Good Luck to you. She might be mad but she will forgive you when she sees her grandbaby
Kris H
2007-11-19 11:53:38 UTC
I did not let my mom in the delivery room with me when the baby was actually being born. I just told her that I wanted it to be just my husband and I in there.
Pretty
2007-11-19 11:49:51 UTC
You could allow her if you so wish due to the fact that she has not gone through the experience in life. Only your husband is okay to be at the labor room with you. Allow your mother so that she can be happy but it is not a must anyway. I wish you safe delivery.
vgleason_102301
2007-11-19 11:52:10 UTC
I had my mom and my husband in the room when I delievered both of my sons. Having my mom and my husband both in the room made me feel more at ease. My mom was so happy to be able to participate in such a special time of our lives.

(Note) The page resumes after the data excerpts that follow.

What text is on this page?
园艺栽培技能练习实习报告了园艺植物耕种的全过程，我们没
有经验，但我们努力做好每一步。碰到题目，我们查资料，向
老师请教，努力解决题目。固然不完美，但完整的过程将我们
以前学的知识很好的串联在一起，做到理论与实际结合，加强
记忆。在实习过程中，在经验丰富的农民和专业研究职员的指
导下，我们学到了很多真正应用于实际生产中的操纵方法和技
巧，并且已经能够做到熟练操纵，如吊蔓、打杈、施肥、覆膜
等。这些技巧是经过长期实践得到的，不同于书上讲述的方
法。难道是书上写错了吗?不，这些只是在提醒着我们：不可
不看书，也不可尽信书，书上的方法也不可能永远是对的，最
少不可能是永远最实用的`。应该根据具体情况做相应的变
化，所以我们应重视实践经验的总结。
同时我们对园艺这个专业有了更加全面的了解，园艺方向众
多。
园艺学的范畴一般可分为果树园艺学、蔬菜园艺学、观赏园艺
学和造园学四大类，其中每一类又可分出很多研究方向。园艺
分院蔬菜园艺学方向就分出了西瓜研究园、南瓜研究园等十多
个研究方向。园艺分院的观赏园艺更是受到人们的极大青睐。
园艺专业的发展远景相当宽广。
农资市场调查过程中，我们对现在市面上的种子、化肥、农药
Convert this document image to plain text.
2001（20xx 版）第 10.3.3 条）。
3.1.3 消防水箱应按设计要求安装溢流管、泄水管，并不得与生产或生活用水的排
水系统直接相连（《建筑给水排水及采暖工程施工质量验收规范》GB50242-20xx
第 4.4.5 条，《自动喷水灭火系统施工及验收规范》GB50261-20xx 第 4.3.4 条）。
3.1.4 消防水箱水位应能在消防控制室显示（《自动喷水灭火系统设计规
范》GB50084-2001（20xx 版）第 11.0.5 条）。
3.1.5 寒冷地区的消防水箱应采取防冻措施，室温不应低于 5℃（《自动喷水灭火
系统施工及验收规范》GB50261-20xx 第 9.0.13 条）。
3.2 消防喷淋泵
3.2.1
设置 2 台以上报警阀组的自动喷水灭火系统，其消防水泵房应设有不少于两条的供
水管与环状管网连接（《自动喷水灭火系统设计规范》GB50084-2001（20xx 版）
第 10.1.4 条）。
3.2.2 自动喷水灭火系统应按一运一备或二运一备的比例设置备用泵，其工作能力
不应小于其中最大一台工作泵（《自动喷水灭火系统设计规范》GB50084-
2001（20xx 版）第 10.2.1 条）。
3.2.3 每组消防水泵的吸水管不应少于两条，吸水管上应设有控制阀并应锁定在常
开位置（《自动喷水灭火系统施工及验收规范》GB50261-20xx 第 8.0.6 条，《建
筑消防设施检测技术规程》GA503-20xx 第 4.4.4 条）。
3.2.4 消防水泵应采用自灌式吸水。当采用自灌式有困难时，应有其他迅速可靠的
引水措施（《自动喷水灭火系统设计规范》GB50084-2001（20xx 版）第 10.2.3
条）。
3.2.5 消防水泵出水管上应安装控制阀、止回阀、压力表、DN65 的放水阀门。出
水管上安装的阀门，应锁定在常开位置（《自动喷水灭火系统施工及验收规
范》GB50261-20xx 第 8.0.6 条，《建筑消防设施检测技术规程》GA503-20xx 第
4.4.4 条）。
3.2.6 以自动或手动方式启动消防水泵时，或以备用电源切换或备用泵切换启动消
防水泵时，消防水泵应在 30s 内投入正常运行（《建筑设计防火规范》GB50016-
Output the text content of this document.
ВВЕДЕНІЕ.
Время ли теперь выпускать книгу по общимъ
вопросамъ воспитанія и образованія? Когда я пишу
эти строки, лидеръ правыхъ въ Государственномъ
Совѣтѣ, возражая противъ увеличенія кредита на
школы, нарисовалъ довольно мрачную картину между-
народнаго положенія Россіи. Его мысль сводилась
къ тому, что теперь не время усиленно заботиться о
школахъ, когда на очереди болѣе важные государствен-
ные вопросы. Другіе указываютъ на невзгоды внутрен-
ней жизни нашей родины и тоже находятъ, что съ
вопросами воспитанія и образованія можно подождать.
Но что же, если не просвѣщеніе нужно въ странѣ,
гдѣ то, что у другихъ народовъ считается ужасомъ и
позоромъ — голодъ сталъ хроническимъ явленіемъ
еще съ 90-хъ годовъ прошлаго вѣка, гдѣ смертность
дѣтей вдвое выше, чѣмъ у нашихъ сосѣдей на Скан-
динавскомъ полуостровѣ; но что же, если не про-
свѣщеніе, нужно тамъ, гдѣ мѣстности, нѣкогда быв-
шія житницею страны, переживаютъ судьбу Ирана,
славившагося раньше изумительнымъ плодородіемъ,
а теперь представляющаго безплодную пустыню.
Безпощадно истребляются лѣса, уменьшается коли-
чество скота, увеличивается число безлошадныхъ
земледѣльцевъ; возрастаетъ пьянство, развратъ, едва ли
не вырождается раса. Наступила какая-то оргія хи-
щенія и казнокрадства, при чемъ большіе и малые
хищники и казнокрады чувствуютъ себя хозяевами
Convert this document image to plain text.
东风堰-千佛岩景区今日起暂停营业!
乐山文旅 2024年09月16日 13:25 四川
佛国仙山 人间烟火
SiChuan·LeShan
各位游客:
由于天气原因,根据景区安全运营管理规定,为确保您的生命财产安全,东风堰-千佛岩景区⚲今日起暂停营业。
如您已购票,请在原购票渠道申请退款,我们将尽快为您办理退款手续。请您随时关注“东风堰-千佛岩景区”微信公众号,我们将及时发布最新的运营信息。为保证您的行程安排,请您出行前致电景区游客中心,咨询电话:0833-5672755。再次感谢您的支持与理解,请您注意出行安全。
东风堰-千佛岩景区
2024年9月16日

I would never want to give birth w/o her there for me.
pensk8r
2007-11-19 11:48:50 UTC
I allowed everyone in my room until it came time to push. The drs were telling me to push and I told them that everyone but my husband had to leave before I would start.
Joey_Pit
2007-11-19 11:51:17 UTC
Our hospital played the heavy and told her mother that only one person could be in the room.... Your mother will want that to be the father and the problem is resolved.. Otherwise you will have to come clean
bad_kitty83
2007-11-19 11:53:02 UTC
Mine wanted to be there too, and I was just not comfortable, with more than just my husband watching, I told her and she was kind of upset and told me her mother was there when she gave birth, but I just told her I want it to be just my husband and I, I had to tell her a couple times, she was still upset, but she gotten over it. It's your decision.
2007-11-19 11:53:04 UTC
You and her need to sit down and have a heart to heart discussion about it. If you don't want her in there - it is your choice to make. I had my MIL and hubby with our first, my mom and hubby with second and just hubby and I for our third and final. I honestly wish I would have just had hubby and I in there with all three of them. Everyone is different though.
2007-11-19 11:47:07 UTC
my mom wanted to be there too. I just told her that I was afraid I wouldnt be able to concentrate if more people were in there than the dad and the doctors.
blondie
2007-11-19 11:46:29 UTC
just let her know that you are greatful for all her help and support but that you want it to be a special moment shared between you and your husband only.
operation_caring2006
2007-11-19 11:48:20 UTC
JUST EXPLAIN TO HER YOU'D LIKE IT TO BE JUST YOU AND YOUR HUSBAND, SHE'LL UNDERSTAND, BUT TELL HER BEFORE YOU GO INTO LABOR, NOT WAITING TILL THE LAST MINUTE. AND LET HER KNOW YOU LOVE HER AND ALWAYS WANT HER THERE, YOU JUST WANT THIS SPECIAL TIME . GOOD LUCK AND CONGRADULATIONS.